The Oregon Zoo's director and its chief veterinarian are both out of a job.

Regional planning agency Metro, which runs the zoo, announced this afternoon that Oregon Zoo director Kim Smith and chief veterinarian Mitch Finnegan are no longer employed there.

General Manager of Metro Visitor Venues Teri Dresler is taking over zoo operations, Metro spokesman Jim Middaugh confirms to WW.

"It's Metro policy not to comment on personnel matters," says Middaugh. "We are pleased that Teri brings a really strong background. The zoo will be in good hands."

Middaugh also declined to comment on whether the zoo has any pending investigations into mismanagement by Smith or Finnegan.

"If you're asking whether we anticipate any other immediate announcements, the answer is no," he says. "In the coming weeks, we'll be reaching out to folks and reconnecting with the community.
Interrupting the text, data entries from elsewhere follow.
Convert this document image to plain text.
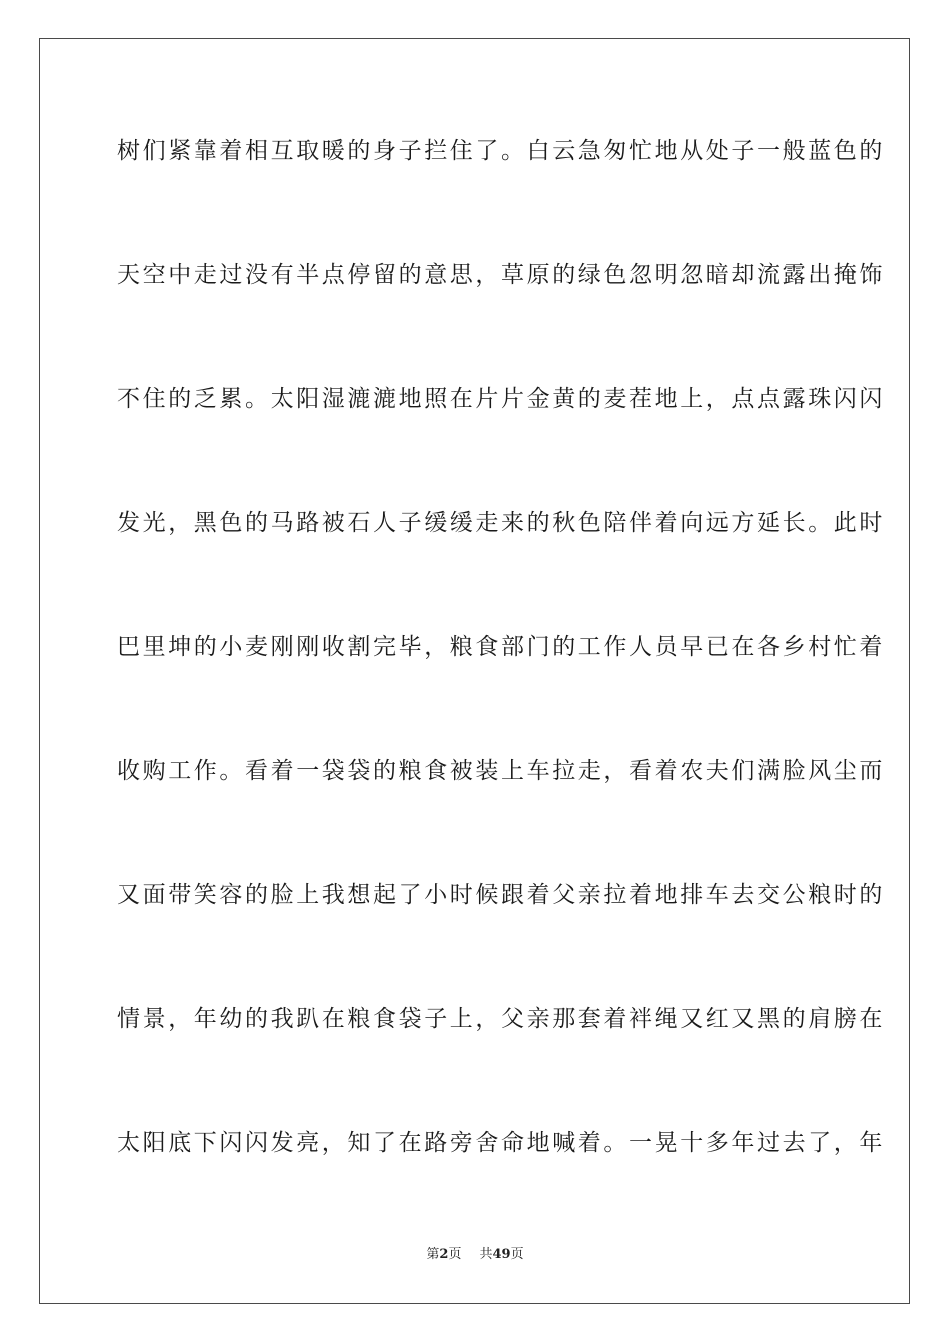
树们紧靠着相互取暖的身子拦住了。白云急匆忙地从处子一般蓝色的
天空中走过没有半点停留的意思，草原的绿色忽明忽暗却流露出掩饰
不住的乏累。太阳湿漉漉地照在片片金黄的麦茬地上，点点露珠闪闪
发光，黑色的马路被石人子缓缓走来的秋色陪伴着向远方延长。此时
巴里坤的小麦刚刚收割完毕，粮食部门的工作人员早已在各乡村忙着
收购工作。看着一袋袋的粮食被装上车拉走，看着农夫们满脸风尘而
又面带笑容的脸上我想起了小时候跟着父亲拉着地排车去交公粮时的
情景，年幼的我趴在粮食袋子上，父亲那套着袢绳又红又黑的肩膀在
太阳底下闪闪发亮，知了在路旁舍命地喊着。一晃十多年过去了，年
第2页 共49页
We look forward to a robust conversation with stakeholders."

Smith was at the center of a 2012 controversy over revelations by The Seattle Times that the zoo had sold rights to a newborn elephant calf, Lily, through a breeding agreement with Have Trunk Will Travel, a California-based elephant rental company that had been accused by animal-rights activists of cruelty to its herd.

WW also reported in 2012 that under Smith, the Oregon Zoo had shifted from its plans to use a voter-funded bond to give its elephants more room to roam in Clackamas County.

Rather than simply give the elephants a second home, the zoo decided to buy a second herd and begin a new, aggressive breeding program, according to zoo documents.

“We’ve always been very clear on our vision of breeding elephants,” Smith told WW at the time.